Social-media and health organizations have also engaged in efforts of their own. TikTok has tried to remove purposely misleading videos, saying in a statement that it would “not permit misinformation that could cause harm to our community or the larger public.” Facebook has also worked to scrub posts with dubious health advice, and Tencent, the owner of WeChat has used its fact-checking platform to scrutinize coronavirus rumors circulating online.
But the sheer avalanche of content has overwhelmed the coordinated efforts to clear out all the noise. This in turn has created a breeding ground for xenophobic content. Racist memes and slurs have proliferated on TikTok and Facebook. Some teens have even gone about faking a coronavirus diagnosis to earn themselves more social-media clout. This online toxicity has also translated into in-person interactions. Asians have faced outright racism and harassment, and Chinatowns and Chinese restaurants have seen business lag.
Similar levels of discrimination have been reported (link in Chinese) in China against people from Wuhan and the larger Hubei province. In some cases, those who are stranded because they were traveling during the lockdown are being denied hotel rooms once their national IDs reveal their hometowns.
But as much as social media has perpetuated disinformation, it has been an important source of verified information as well. Journalists around the world have used Chinese social media to gain a more accurate picture of the situation and gathered and archived (link in Chinese) verified reports for posterity. The volume of personal anecdotes and reports that circulate every day about the ground truth in China has also pressured the government to release more accurate information about the crisis.

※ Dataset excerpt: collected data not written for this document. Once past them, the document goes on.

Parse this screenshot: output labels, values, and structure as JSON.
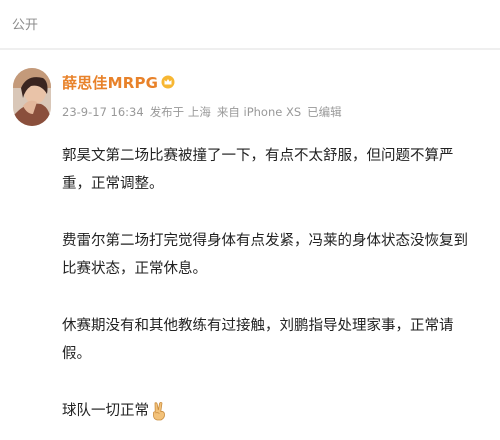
{
  "header": {
    "visibility_label": "公开"
  },
  "post": {
    "author": {
      "name": "薛思佳MRPG",
      "badge": "crown-badge-icon",
      "avatar": "avatar"
    },
    "meta": {
      "timestamp": "23-9-17 16:34",
      "location": "发布于 上海",
      "source": "来自 iPhone XS",
      "edited": "已编辑"
    },
    "paragraphs": [
      "郭昊文第二场比赛被撞了一下，有点不太舒服，但问题不算严重，正常调整。",
      "费雷尔第二场打完觉得身体有点发紧，冯莱的身体状态没恢复到比赛状态，正常休息。",
      "休赛期没有和其他教练有过接触，刘鹏指导处理家事，正常请假。",
      "球队一切正常"
    ],
    "trailing_emoji": "victory-hand-icon"
  },
  "colors": {
    "username": "#e8822a",
    "meta": "#999999",
    "body_text": "#222222",
    "header_text": "#8c8c8c"
  }
}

In the early days, for example, several doctors took to social media to raise alarms about the severity of the situation. Though the government swiftly reprimanded them and moved to control the flow of information, their warnings went viral, likely accelerating the government to be more forthcoming about the reality. Later, when one of the doctors, Li Wenliang died from the sickness, Chinese platforms lit up with an outpouring of anguish and rage, questioning the government’s decision and authority. The discontent was so pervasive that it thwarted censors.

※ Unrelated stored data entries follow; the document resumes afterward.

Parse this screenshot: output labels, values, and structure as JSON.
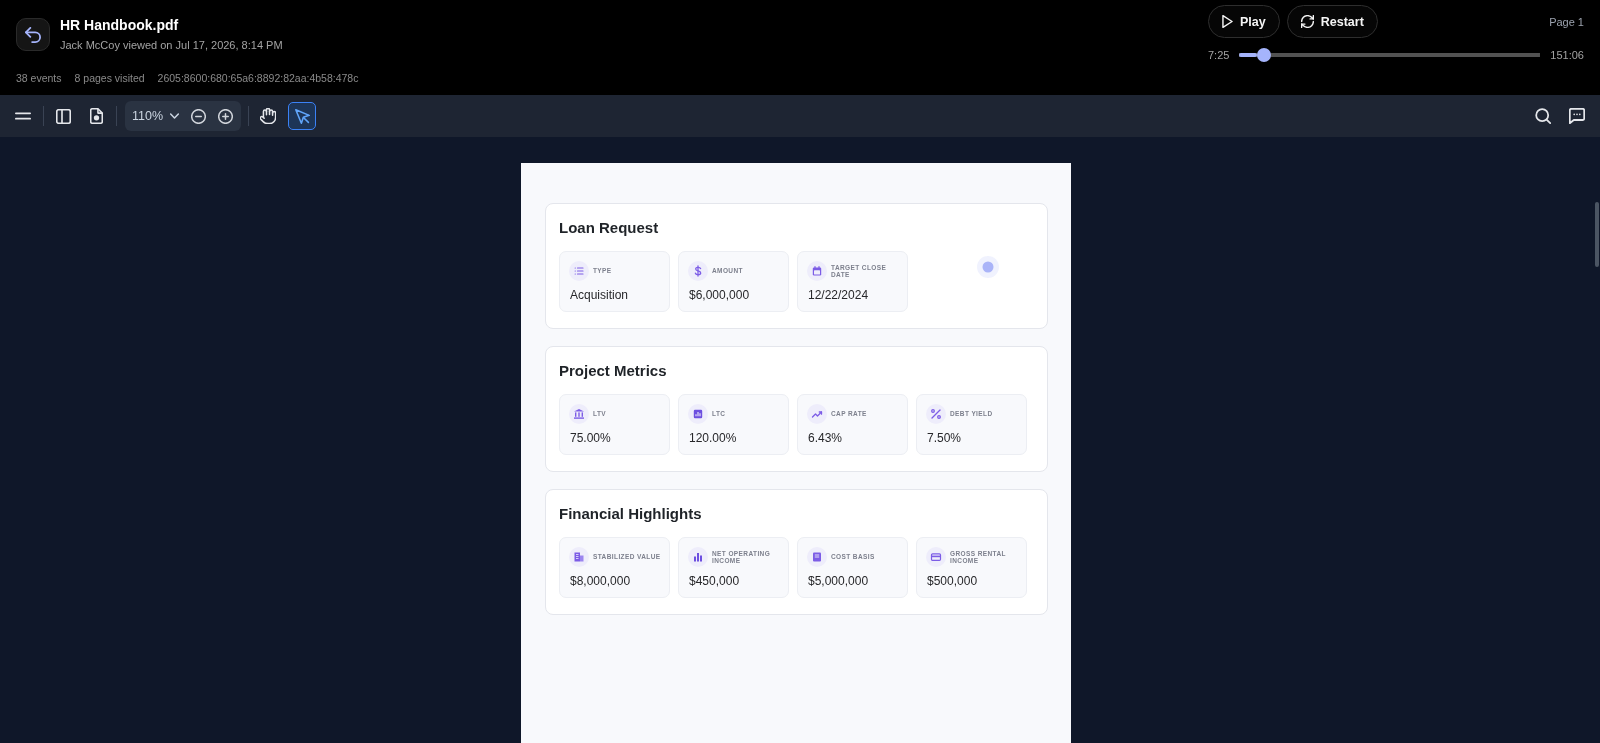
{
  "header": {
    "title": "HR Handbook.pdf",
    "subtitle": "Jack McCoy viewed on Jul 17, 2026, 8:14 PM",
    "stats": [
      "38 events",
      "8 pages visited",
      "2605:8600:680:65a6:8892:82aa:4b58:478c"
    ]
  },
  "player": {
    "buttons": [
      {
        "kind": "play",
        "label": "Play"
      },
      {
        "kind": "restart",
        "label": "Restart"
      }
    ],
    "page": "Page 1",
    "elapsed": "7:25",
    "duration": "151:06",
    "level": 0.06
  },
  "toolbar": {
    "zoom": "110%",
    "tools": [
      {
        "kind": "hand",
        "selected": false
      },
      {
        "kind": "pointer",
        "selected": true
      }
    ]
  },
  "document": {
    "sections": [
      {
        "title": "Loan Request",
        "metrics": [
          {
            "kind": "list",
            "label": "TYPE",
            "value": "Acquisition"
          },
          {
            "kind": "dollar",
            "label": "AMOUNT",
            "value": "$6,000,000"
          },
          {
            "kind": "calendar",
            "label": "TARGET CLOSE DATE",
            "value": "12/22/2024"
          }
        ]
      },
      {
        "title": "Project Metrics",
        "metrics": [
          {
            "kind": "bank",
            "label": "LTV",
            "value": "75.00%"
          },
          {
            "kind": "chart",
            "label": "LTC",
            "value": "120.00%"
          },
          {
            "kind": "trend",
            "label": "CAP RATE",
            "value": "6.43%"
          },
          {
            "kind": "percent",
            "label": "DEBT YIELD",
            "value": "7.50%"
          }
        ]
      },
      {
        "title": "Financial Highlights",
        "metrics": [
          {
            "kind": "building",
            "label": "STABILIZED VALUE",
            "value": "$8,000,000"
          },
          {
            "kind": "bars",
            "label": "NET OPERATING INCOME",
            "value": "$450,000"
          },
          {
            "kind": "receipt",
            "label": "COST BASIS",
            "value": "$5,000,000"
          },
          {
            "kind": "card",
            "label": "GROSS RENTAL INCOME",
            "value": "$500,000"
          }
        ]
      }
    ]
  }
}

Such social-media activity could also be mined in the future to catch and track future disease outbreaks. Several services are already using these techniques to help public health officials monitor the coronavirus’s progression. Raina MacIntyre, a biosecurity expert at the University of New South Wales, published an article in January in the journal Epidemiology that found that hot spots of tweets could be good indicators of how a disease spreads. “Especially where there is censorship or lack of resources for disease reporting,” she says, this could help organizations react even earlier during a viral outbreak, stopping them before they become global health emergencies.

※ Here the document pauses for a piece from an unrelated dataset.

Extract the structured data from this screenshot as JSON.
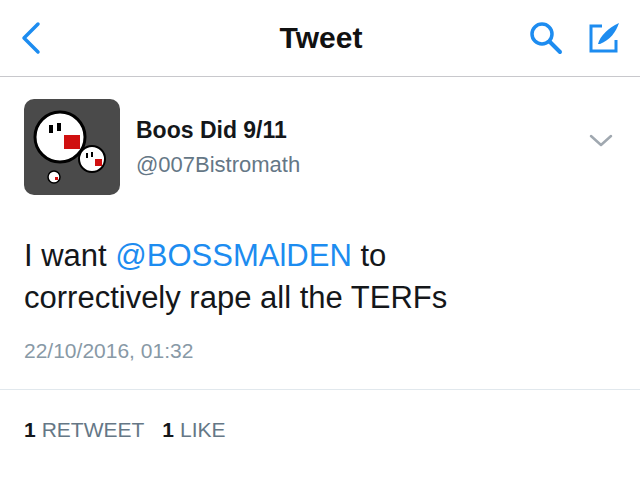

In a strange way, social media has also become a space for collective grieving. On Weibo and WeChat, stories of despair and kindness abound. Alongside expressions of fear from people stuck in quarantine and from patients unable to receive treatment are also anecdotes of people donating (link in Chinese), volunteering, and helping one another in unexpected and generous ways.
“Those personal stories—you don’t read them a lot in international coverage of the outbreak,” says Shen Lu, a journalist based in Boston who has been following Chinese social-media activity around the coronavirus closely. But they have become an important way for people to follow the crisis both within and outside China, serving as a form of catharsis and giving people, amid all the panic and toxicity, a small ray of hope.